We have a MariaDB database running to record instant events where the data accumulates quite fast. There are 1000 and up sensors transmitting data into our server which inserts events into the MaxScale cluster. The cluster has one master making the insertion of the event and replicating the transactions to two slaves.
Since the events are recorded in a time series, the tables have a column called EventTime, a MySQL datetime type. There is also a column called SensorID that distinguishes the sensors and has a type of varchar(20). The data have grown to around 400 million rows in two months, and will eventually grow to around 2 billion.

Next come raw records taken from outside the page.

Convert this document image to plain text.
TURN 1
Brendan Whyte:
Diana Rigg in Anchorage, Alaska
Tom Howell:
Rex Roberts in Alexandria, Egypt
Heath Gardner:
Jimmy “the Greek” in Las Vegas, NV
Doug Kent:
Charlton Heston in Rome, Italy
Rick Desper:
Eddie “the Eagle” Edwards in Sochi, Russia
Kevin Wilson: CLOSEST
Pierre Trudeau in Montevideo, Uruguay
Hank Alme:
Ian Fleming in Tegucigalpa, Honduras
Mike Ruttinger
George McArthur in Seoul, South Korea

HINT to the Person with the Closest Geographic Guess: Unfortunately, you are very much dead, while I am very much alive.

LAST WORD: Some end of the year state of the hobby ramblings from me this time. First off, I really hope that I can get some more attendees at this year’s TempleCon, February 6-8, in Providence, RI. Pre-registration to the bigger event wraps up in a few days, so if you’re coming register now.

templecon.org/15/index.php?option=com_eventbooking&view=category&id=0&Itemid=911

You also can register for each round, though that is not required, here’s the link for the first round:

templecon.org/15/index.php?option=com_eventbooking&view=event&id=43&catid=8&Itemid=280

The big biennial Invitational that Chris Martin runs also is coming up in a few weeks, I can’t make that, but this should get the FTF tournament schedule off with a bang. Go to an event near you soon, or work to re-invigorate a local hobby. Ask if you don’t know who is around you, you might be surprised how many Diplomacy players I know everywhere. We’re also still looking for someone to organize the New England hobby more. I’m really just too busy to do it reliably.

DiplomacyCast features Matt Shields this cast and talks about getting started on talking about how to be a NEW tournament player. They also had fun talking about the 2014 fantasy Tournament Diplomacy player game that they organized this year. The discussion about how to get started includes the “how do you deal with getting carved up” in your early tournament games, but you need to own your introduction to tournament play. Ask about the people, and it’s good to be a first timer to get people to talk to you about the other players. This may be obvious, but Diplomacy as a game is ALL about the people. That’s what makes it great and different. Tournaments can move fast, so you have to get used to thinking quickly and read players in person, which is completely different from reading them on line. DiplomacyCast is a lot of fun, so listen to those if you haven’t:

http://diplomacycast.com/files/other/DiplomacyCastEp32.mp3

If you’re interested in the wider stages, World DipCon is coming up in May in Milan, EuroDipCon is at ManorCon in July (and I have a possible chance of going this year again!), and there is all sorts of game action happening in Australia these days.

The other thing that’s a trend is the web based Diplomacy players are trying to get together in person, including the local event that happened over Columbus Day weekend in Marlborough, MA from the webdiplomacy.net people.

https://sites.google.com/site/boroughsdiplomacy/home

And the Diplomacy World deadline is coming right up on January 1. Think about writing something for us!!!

We noticed that the select queries like the following are significantly slower in the slave nodes than in the master nodes:
SELECT * FROM `table0`
WHERE
(EventTime >= '2023-03-23 00:00:00' OR '2023-03-23 00:00:00' is null)
AND
(EventTime <= '2023-03-23 23:59:59' OR '2023-03-23 23:59:59' is null)
AND
(SensorID IN ('SL-1031-QL') OR COALESCE('SL-1031-QL') is null)
The explain of the above query on master and slave are the same:
MariaDB [db1000]> explain SELECT * FROM `table0` WHERE (EventTime >= '2023-03-23 00:00:00' OR '2023-03-23 00:00:00' is null) AND (EventTime <= '2023-03-23 23:59:59' OR '2023-03-23 23:59:59' is null) AND (EventID IN ('SL-1031-QL') OR COALESCE('SL-1031-QL') is null);
+------+-------------+-------+------+--------------------------+---------+---------+-------+--------+------------------------------------+
| id | select_type | table | type | possible_keys | key | key_len | ref | rows | Extra |
+------+-------------+-------+------+--------------------------+---------+---------+-------+--------+------------------------------------+
| 1 | SIMPLE | table0 | ref | index_3,index_2,cindex_0 | index_2 | 62 | const | 365040 | Using index condition; Using where |
+------+-------------+-------+------+--------------------------+---------+---------+-------+--------+------------------------------------+
1 row in set (0.318 sec)
and the indexes are:
MariaDB [db1000]> show index from db1000.table0;
+-------+------------+----------+--------------+-----------------+-----------+-------------+----------+--------+------+------------+---------+---------------+
| Table | Non_unique | Key_name | Seq_in_index | Column_name | Collation | Cardinality | Sub_part | Packed | Null | Index_type | Comment | Index_comment |
+-------+------------+----------+--------------+-----------------+-----------+-------------+----------+--------+------+------------+---------+---------------+
| table0 | 0 | PRIMARY | 1 | SensorID | A | 218159126 | NULL | NULL | | BTREE | | |
| table0 | 1 | index_3 | 1 | EventTime | A | 21815912 | NULL | NULL | | BTREE | | |
| table0 | 1 | index_2 | 1 | EventID | A | 433715 | NULL | NULL | | BTREE | | |
| table0 | 1 | cindex_0 | 1 | EventTime | A | 36359854 | NULL | NULL | | BTREE | | |
| table0 | 1 | cindex_0 | 2 | EventID | A | 218159126 | NULL | NULL | | BTREE | | |
+-------+------------+----------+--------------+-----------------+-----------+-------------+----------+--------+------+------------+---------+---------------+
6 rows in set (0.000 sec)
We are wondering if the master node is faster because the data are already cached in its memory and therefore it does not need to fetch the data from the disk array (master SELECTs are almost all completed within 10 seconds whereas slave SELECTs range from 300 seconds to 1000 seconds). If so, what should we do to improve the slave SELECT performance?
Previous attempts to solve the efficiency issue:
We have tried to adjust innodb_buffer_pool_size
and innodb_buffer_pool_instances=8
to see if the buffer pool influences the efficiency in the slave nodes. After adjusting innodb_buffer_pool_size
on both slave nodes to around 50% of the memory, there is no observable improvement in the query time. The master node value of innodb_buffer_pool_size
is only 128M (less than 1% of its memory), and innodb_buffer_pool_instances=1
; however master node still performs significantly better than the slave nodes.
We have also tried the following two cases
query_cache_type=OFF
andquery_cache_size=0
query_cache_type=ON
andquery_cache_size=16777216
It has no observable difference in the query duration too.
It is observable that when SELECT queries are executed on the master node, there is almost no fetch of data from the disk array whereas when executed on the slave nodes there is significant network traffic from the disk array.